Ten RCTs (521 participants) were included. Overall risk of bias was unclear. All studies assessed physical techniques, including squeeze and stop-start, sensate focus, stimulation device, and pelvic floor rehabilitation. Only one RCT included a psychotherapeutic approach (combined with stop-start and drug treatment). Four trials compared behavioral therapies against waitlist control, of which two (involving squeeze, stop-start, and sensate focus) reported IELT differences of 7-9 minutes, whereas two (web-based sensate focus, stimulation device) reported no difference in ejaculatory latency posttreatment. For other outcomes (sexual satisfaction, desire, and self-confidence), some waitlist comparisons significantly favored behavioral therapy, whereas others were not significant. Three trials favored combined behavioral and drug treatment over drug treatment alone, with small but significant differences in IELT (0.5-1 minute) and significantly better results on other outcomes (sexual satisfaction, ejaculatory control, and anxiety). Direct comparisons of behavioral therapy vs. drug treatment gave mixed results, mostly either favoring drug treatment or showing no significant difference. No adverse effects were reported, though safety data were limited.

CONCLUSIONS

There is limited evidence that physical behavioral techniques for PE improve IELT and other outcomes over waitlist and that behavioral therapies combined with drug treatments give better outcomes than drug treatments alone.
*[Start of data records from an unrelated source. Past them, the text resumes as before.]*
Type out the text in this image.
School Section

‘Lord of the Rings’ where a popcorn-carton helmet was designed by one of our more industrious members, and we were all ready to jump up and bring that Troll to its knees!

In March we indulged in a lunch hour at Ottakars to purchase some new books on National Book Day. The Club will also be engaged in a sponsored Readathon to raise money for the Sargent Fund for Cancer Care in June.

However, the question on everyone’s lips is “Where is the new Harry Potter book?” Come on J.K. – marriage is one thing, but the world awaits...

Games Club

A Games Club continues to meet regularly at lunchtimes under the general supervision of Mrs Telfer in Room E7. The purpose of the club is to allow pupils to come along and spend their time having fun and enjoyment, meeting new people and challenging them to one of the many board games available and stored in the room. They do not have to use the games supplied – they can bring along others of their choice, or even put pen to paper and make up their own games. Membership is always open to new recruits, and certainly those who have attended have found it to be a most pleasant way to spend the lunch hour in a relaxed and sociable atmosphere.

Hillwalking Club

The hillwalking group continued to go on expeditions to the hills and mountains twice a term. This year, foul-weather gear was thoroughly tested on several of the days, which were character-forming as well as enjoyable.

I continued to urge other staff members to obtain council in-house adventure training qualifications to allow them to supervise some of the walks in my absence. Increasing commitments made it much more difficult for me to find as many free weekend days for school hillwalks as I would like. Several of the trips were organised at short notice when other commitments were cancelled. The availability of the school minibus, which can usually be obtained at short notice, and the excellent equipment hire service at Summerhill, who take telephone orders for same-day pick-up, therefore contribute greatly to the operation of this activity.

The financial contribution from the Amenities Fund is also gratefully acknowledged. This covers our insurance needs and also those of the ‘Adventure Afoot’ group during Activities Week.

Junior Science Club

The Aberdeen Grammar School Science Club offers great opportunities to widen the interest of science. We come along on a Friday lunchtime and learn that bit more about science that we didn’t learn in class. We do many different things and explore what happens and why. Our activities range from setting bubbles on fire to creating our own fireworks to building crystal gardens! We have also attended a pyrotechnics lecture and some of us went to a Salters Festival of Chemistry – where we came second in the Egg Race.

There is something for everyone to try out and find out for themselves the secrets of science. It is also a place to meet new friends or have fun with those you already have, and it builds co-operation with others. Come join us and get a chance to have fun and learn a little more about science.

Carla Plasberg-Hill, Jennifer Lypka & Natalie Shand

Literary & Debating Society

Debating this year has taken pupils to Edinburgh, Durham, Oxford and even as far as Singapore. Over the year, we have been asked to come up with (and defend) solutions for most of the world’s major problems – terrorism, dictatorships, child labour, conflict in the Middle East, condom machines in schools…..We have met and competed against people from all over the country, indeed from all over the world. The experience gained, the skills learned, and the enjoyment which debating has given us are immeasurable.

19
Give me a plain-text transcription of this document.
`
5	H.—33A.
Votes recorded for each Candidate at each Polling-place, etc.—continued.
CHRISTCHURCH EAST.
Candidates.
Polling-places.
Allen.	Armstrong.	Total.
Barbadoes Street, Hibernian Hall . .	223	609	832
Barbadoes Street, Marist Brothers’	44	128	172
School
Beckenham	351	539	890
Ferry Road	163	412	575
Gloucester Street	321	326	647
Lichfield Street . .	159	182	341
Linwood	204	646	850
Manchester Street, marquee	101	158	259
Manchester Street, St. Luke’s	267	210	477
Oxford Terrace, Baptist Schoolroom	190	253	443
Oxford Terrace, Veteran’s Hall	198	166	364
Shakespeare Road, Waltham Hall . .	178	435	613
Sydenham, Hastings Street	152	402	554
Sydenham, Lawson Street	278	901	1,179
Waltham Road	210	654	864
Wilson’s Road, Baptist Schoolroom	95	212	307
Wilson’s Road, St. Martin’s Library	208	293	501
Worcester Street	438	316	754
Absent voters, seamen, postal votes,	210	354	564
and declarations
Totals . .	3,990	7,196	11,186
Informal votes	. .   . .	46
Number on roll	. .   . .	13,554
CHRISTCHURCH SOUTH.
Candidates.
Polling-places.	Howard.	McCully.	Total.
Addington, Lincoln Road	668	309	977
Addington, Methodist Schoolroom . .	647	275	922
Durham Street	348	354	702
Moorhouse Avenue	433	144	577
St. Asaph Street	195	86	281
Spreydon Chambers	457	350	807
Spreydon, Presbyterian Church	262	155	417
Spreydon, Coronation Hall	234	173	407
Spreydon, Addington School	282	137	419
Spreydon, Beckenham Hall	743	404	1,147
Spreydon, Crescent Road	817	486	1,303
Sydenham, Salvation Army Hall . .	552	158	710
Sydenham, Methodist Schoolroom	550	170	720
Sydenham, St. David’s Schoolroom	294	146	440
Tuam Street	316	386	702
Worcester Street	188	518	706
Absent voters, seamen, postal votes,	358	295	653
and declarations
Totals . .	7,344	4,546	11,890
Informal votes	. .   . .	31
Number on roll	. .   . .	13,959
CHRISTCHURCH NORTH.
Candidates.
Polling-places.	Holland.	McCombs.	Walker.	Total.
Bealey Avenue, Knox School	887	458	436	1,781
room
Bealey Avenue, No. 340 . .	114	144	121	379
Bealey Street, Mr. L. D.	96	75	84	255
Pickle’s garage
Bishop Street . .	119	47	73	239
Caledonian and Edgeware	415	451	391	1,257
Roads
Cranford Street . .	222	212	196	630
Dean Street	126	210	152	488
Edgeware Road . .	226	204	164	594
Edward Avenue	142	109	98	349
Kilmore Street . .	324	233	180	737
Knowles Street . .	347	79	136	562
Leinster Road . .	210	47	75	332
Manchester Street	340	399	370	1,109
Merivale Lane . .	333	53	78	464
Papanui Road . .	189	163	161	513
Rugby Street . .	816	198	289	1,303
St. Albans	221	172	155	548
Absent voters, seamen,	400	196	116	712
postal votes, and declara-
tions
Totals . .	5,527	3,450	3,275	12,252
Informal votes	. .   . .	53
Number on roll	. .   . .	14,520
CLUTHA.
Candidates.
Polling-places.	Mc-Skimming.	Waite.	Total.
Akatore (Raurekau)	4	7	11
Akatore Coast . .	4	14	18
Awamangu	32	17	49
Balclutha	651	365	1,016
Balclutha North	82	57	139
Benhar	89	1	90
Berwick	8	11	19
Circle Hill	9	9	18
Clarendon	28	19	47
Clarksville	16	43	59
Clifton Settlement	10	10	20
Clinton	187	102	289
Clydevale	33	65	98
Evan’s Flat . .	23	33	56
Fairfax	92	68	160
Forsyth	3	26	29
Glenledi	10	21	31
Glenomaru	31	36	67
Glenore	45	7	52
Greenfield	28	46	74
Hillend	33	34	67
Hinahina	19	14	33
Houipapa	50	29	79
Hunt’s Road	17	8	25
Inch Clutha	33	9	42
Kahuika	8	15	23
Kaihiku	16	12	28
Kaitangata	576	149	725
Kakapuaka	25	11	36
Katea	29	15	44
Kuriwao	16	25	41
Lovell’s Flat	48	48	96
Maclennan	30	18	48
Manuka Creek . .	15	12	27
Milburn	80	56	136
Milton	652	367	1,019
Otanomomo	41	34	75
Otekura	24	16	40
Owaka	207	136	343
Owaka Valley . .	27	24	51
Further RCTs are required to assess psychotherapeutic approaches to PE.

摘要

简介

早泄(PE)的定义是射精潜伏期短,无法延迟射精,导致痛苦。治疗方法可能包括行为和/或药物治疗。

目的

系统回顾治疗 PE 的行为疗法的随机对照试验(RCT)证据。

方法

检索了包括 MEDLINE 在内的 9 个数据库,截至 2014 年 8 月。纳入的 RCT 比较了行为疗法与候补对照组或其他疗法,或行为加药物治疗与单独药物治疗。[2015 年 9 月 10 日更正:搜索期已从 2013 年 8 月修改为 2014 年 8 月。]。

主要观察指标

阴道内射精潜伏期时间(IELT)、性满意度、射精控制和焦虑及不良反应。

结果

纳入 10 项 RCT(521 名参与者)。整体偏倚风险不明确。所有研究均评估了物理技术,包括挤压和停止-启动、感觉焦点、刺激装置和盆底康复。只有一项 RCT 包括心理治疗方法(与停止-启动和药物治疗相结合)。四项试验比较了行为疗法与候补对照组,其中两项(涉及挤压、停止-启动和感觉焦点)报告 IELT 差异为 7-9 分钟,而另外两项(基于网络的感觉焦点、刺激装置)报告治疗后射精潜伏期无差异。对于其他结果(性满意度、欲望和自信心),一些候补比较明显有利于行为疗法,而其他则不明显。三项试验表明,联合行为和药物治疗优于单独药物治疗,IELT 有较小但显著的差异(0.5-1 分钟),其他结果(性满意度、射精控制和焦虑)明显更好。行为疗法与药物治疗的直接比较结果喜忧参半,大多倾向于药物治疗或显示无显著差异。未报告不良反应,但安全性数据有限。

结论

有限的证据表明,PE 的物理行为技术可改善 IELT 和其他结果,优于候补和行为疗法与药物治疗相结合的治疗方法优于单独药物治疗。需要进一步的 RCT 来评估治疗 PE 的心理治疗方法。